08 febbraio 2014

PAOLO VOLPONI


Ricordando Paolo Volponi

Il 6 febbraio 1924 nasceva a Urbino Paolo Volponi. Lo ricordiamo con un intervento di Alessio Torino, urbinate e autore del romanzo Urbino, Nebraska uscito per minimum fax a settembre 2013. 


I due amici si ritrovarono a fianco appoggiati sul muro della loro città, umido e bagnato come sempre da novembre a marzo: lo stesso muro dell’estate, con i mattoni rotti, i canali di calcina, l’erba murella o la malva e più dispersi i capperi e la mentuccia.

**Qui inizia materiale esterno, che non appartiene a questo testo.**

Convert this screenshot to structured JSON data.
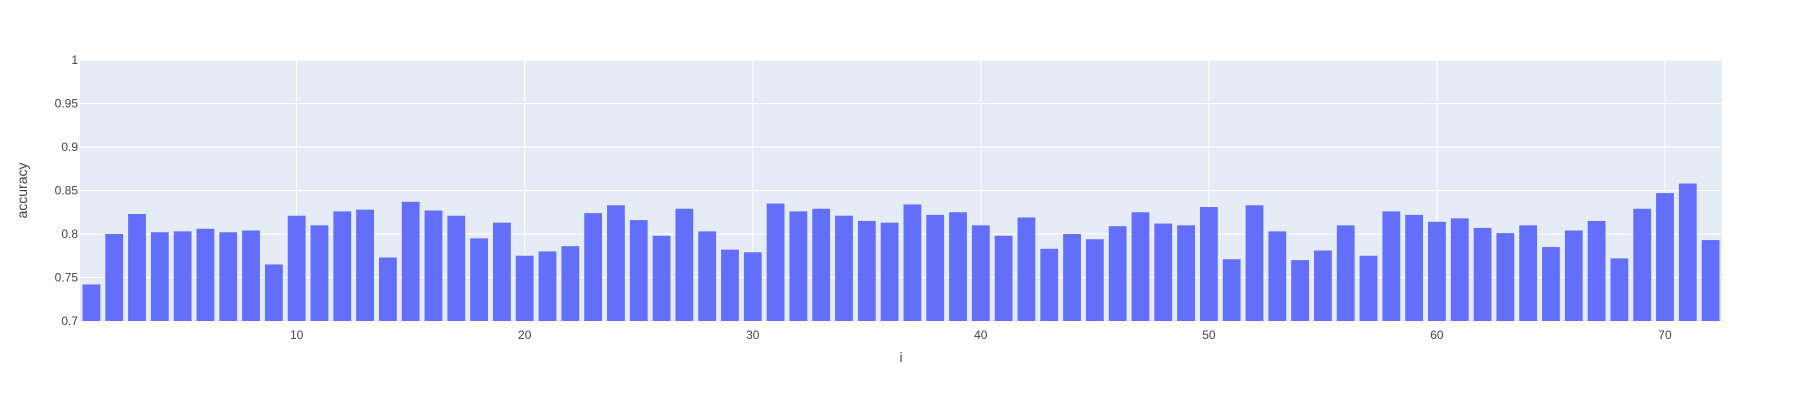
{
  "chart_data": {
    "type": "bar",
    "xlabel": "i",
    "ylabel": "accuracy",
    "ylim": [
      0.7,
      1.0
    ],
    "xlim": [
      0.5,
      72.5
    ],
    "grid": true,
    "yticks": [
      0.7,
      0.75,
      0.8,
      0.85,
      0.9,
      0.95,
      1
    ],
    "ytick_labels": [
      "0.7",
      "0.75",
      "0.8",
      "0.85",
      "0.9",
      "0.95",
      "1"
    ],
    "xticks": [
      10,
      20,
      30,
      40,
      50,
      60,
      70
    ],
    "xtick_labels": [
      "10",
      "20",
      "30",
      "40",
      "50",
      "60",
      "70"
    ],
    "x": [
      1,
      2,
      3,
      4,
      5,
      6,
      7,
      8,
      9,
      10,
      11,
      12,
      13,
      14,
      15,
      16,
      17,
      18,
      19,
      20,
      21,
      22,
      23,
      24,
      25,
      26,
      27,
      28,
      29,
      30,
      31,
      32,
      33,
      34,
      35,
      36,
      37,
      38,
      39,
      40,
      41,
      42,
      43,
      44,
      45,
      46,
      47,
      48,
      49,
      50,
      51,
      52,
      53,
      54,
      55,
      56,
      57,
      58,
      59,
      60,
      61,
      62,
      63,
      64,
      65,
      66,
      67,
      68,
      69,
      70,
      71,
      72
    ],
    "values": [
      0.742,
      0.8,
      0.823,
      0.802,
      0.803,
      0.806,
      0.802,
      0.804,
      0.765,
      0.821,
      0.81,
      0.826,
      0.828,
      0.773,
      0.837,
      0.827,
      0.821,
      0.795,
      0.813,
      0.775,
      0.78,
      0.786,
      0.824,
      0.833,
      0.816,
      0.798,
      0.829,
      0.803,
      0.782,
      0.779,
      0.835,
      0.826,
      0.829,
      0.821,
      0.815,
      0.813,
      0.834,
      0.822,
      0.825,
      0.81,
      0.798,
      0.819,
      0.783,
      0.8,
      0.794,
      0.809,
      0.825,
      0.812,
      0.81,
      0.831,
      0.771,
      0.833,
      0.803,
      0.77,
      0.781,
      0.81,
      0.775,
      0.826,
      0.822,
      0.814,
      0.818,
      0.807,
      0.801,
      0.81,
      0.785,
      0.804,
      0.815,
      0.772,
      0.829,
      0.847,
      0.858,
      0.793
    ],
    "colors": {
      "bar": "#636efa",
      "plot_bg": "#e5ecf6",
      "grid": "#ffffff",
      "text": "#444444"
    }
  }
}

Questa è la descrizione, tratta da La strada per Roma, del muro che sovrasta Piazza del Mercatale, il muro sopra le antiche Stalle Ducali, la cosiddetta Data, a pochi passi dal Teatro di Urbino.
È uno di quei brani che quando leggi i romanzi di Volponi ti spingono a fare un gesto ben preciso – chiudere il libro.
Chiudere il libro non per noia o per fatica, ma perché basta. In tre righe si crea lo stesso effetto che altri libri creano dopo pagine e pagine, magari alla fine. È un senso di completezza – basta così, potresti dire, sono a posto.
Si potrebbero trovare tanti aggettivi e superlativi per esaltare questa descrizione – evocativa, intensa e via dicendo –  ma ne sceglierei uno solo: vasta. Un altro scrittore, uno scrittore ‘normale’, forse si sarebbe limitato a scrivere I due amici si ritrovarono a fianco appoggiati sul muro della loro città. Oppure avrebbe aggiunto qualcosa sul tema del muro, umido e bagnato come sempre da novembre a marzo. Ma quello che succede dal passo successivo, da lo stesso muro dell’estate in poi, è impresa per pochi, insomma è il sentiero non battuto. Il discorso si allarga, si espande: lo stesso muro dell’estate, con i mattoni rotti, i canali di calcina, l’erba murella o la malva. Qua, non c’è solo immaginazione, ma anche conoscenza.
La mente che muove la scrittura non solo immagina quello stesso muro durante l’estate, ma sa che cosa sono i canali di calcina e che differenza c’è tra l’erba murella e la malva – per lo scrittore normale, foglioline indistinte che crescono sui mattoni delle mura. Alla fine della frase, poi, c’è quello che non saprei come definire se non, banalmente, colpo di genio: e più dispersi i capperi e la mentuccia. Prima erano gli occhi del muratore – i canali di calcina tra un mattone e l’altro – e del botanico – la malva – a vedere le cose, ora sono gli occhi di Petrarca: e più dispersi i capperi e la mentuccia. Dispersi è parola che qui diventa poetica grazie al nesso così ardito con i capperi e la mentuccia, nesso che lascia pieno il lettore e sgomento lo scrittore normale – capace, al massimo, di uno ‘sparsi’.
Altri modi per celebrare i novant’anni dalla nascita di Paolo Volponi ce ne sarebbero, ma per intuire la grandezza della sua scrittura, basta leggerne tre righe.